Ardian, a world-leading private investment house, today announced it has signed an agreement to acquire a majority stake in Vecos, a leading global provider of tech-enabled smart locker solutions with a focus on corporate offices, Education and Healthcare facilities. Ardian has acquired the stake from Bencis, which supported the Company’s growth since its investment in 2019. The management team around CEO Bram Kuipers will continue to lead the company and will invest alongside Ardian as part of the transaction.
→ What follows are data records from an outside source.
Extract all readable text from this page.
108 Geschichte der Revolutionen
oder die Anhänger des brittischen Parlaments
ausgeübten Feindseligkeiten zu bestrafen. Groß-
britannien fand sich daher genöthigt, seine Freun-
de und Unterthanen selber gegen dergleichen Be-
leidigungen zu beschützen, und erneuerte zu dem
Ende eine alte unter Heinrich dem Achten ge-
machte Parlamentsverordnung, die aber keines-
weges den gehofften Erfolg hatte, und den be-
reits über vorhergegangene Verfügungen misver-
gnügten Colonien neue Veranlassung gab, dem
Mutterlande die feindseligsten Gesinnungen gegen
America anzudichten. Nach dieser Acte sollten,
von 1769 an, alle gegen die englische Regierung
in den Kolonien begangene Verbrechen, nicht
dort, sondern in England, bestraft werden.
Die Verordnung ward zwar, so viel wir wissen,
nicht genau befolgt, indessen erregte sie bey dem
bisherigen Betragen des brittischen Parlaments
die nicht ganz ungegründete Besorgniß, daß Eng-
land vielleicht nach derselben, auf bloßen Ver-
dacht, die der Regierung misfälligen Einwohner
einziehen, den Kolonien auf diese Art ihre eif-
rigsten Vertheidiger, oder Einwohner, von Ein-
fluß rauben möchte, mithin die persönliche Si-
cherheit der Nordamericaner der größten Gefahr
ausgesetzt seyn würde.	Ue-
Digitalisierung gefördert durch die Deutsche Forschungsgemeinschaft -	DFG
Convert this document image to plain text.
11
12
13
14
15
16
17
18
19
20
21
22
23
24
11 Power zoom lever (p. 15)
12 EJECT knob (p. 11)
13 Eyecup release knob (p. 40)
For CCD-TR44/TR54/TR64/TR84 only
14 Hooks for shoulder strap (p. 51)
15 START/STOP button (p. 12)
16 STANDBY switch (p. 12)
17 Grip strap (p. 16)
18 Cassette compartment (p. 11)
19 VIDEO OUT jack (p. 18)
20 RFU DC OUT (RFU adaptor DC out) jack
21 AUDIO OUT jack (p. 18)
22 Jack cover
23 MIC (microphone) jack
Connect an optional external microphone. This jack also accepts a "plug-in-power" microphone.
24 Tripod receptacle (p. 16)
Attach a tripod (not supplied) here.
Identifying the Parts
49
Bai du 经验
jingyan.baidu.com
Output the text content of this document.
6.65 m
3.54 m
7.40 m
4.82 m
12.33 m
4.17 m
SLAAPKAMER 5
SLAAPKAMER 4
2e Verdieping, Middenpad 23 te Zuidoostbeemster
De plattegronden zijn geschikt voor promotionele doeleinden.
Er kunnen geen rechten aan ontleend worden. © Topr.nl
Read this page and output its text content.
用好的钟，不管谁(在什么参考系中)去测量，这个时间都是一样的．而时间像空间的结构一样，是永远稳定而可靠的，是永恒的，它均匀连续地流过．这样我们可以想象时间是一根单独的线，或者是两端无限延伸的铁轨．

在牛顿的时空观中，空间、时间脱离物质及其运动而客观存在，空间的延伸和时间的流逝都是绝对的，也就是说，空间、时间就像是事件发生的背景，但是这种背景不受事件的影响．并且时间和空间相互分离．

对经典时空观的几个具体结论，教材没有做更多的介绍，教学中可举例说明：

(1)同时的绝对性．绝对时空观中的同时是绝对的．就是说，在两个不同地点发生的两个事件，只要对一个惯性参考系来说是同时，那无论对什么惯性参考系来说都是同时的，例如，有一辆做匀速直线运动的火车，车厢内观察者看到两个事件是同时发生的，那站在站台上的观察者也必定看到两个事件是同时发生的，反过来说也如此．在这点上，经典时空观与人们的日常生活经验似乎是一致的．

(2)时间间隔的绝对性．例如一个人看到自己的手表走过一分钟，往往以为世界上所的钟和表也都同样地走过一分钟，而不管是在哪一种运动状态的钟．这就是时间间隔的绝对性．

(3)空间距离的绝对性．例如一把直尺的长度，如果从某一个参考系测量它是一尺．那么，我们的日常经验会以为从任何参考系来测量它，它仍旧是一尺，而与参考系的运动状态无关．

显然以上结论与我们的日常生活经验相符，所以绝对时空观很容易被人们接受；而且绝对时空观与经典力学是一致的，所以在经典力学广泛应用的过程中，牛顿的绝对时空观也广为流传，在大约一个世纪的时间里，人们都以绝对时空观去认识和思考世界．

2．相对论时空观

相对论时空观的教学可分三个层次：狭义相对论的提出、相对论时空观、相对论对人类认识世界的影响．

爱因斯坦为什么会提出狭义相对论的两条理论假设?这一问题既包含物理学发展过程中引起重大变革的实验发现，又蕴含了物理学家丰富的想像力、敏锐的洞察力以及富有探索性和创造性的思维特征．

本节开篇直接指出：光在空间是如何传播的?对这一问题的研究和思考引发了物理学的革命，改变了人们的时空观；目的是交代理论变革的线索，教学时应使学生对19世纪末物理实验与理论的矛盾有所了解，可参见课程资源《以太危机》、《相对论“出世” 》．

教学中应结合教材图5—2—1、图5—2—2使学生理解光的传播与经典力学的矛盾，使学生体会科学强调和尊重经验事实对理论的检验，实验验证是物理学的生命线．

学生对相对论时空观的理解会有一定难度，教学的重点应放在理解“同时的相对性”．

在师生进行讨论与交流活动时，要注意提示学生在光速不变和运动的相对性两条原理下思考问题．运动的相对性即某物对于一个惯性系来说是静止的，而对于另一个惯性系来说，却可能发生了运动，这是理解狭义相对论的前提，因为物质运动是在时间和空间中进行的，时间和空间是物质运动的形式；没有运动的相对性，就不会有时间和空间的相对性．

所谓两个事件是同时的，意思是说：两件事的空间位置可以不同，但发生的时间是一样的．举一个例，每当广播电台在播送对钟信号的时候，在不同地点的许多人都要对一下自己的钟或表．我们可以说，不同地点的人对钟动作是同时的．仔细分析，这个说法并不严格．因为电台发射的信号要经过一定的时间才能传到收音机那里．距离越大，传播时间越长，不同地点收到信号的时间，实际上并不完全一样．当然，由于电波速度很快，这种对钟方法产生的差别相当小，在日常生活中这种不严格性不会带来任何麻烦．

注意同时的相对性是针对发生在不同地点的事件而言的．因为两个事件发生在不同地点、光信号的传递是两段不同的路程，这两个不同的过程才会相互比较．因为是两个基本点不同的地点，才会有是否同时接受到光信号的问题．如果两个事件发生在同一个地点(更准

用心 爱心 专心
Vecos started as an electrical engineering development company and has transformed into an end-to-end smart locker solution provider, which was initiated and led by current CEO Bram Kuipers. Vecos’ proprietary self-service, smart locker system is purposefully designed to support people to work more flexibly, in dynamic and hybrid working environments. The solution combines locker hardware (physical locks and terminals) with a proprietary SaaS platform and is accessible through multiple access methods, including access badges and a cloud-based App for employees. Facility managers benefit from remote, automated locker management and are provided with real-time data on locker usage via the online portal, which drive cost efficiencies versus more traditional locker solutions such as mechanical or electronical locks. Vecos’ solution can be seamlessly integrated into its customers’ IT workplace ecosystem allowing a harmonized setup across locations. The company has developed strong blue-chip customer relationships globally with a strong presence in Europe as well as APAC and the US.

The ongoing shift towards hybrid work models across organizations is driving the demand for flexible office solutions with Vecos ideally positioned to capitalize on this trend. The acquisition by Ardian is substantiated by several underlying market dynamics. First, the growing emphasis on flexibility and adaptability in the workplace has made Vecos’ offerings more relevant than ever. Companies are seeking solutions that allow them to adjust their office spaces to meet the evolving needs of their employees. Additionally, Vecos addresses the focus and commitment of organizations towards sustainability in order to meet their environmental goals (e.g. in term of carbon footprint reduction), which perfectly aligns with Ardian’s investment philosophy. Ardian is looking forward to support Vecos’ management team on its envisaged growth trajectory in the coming years.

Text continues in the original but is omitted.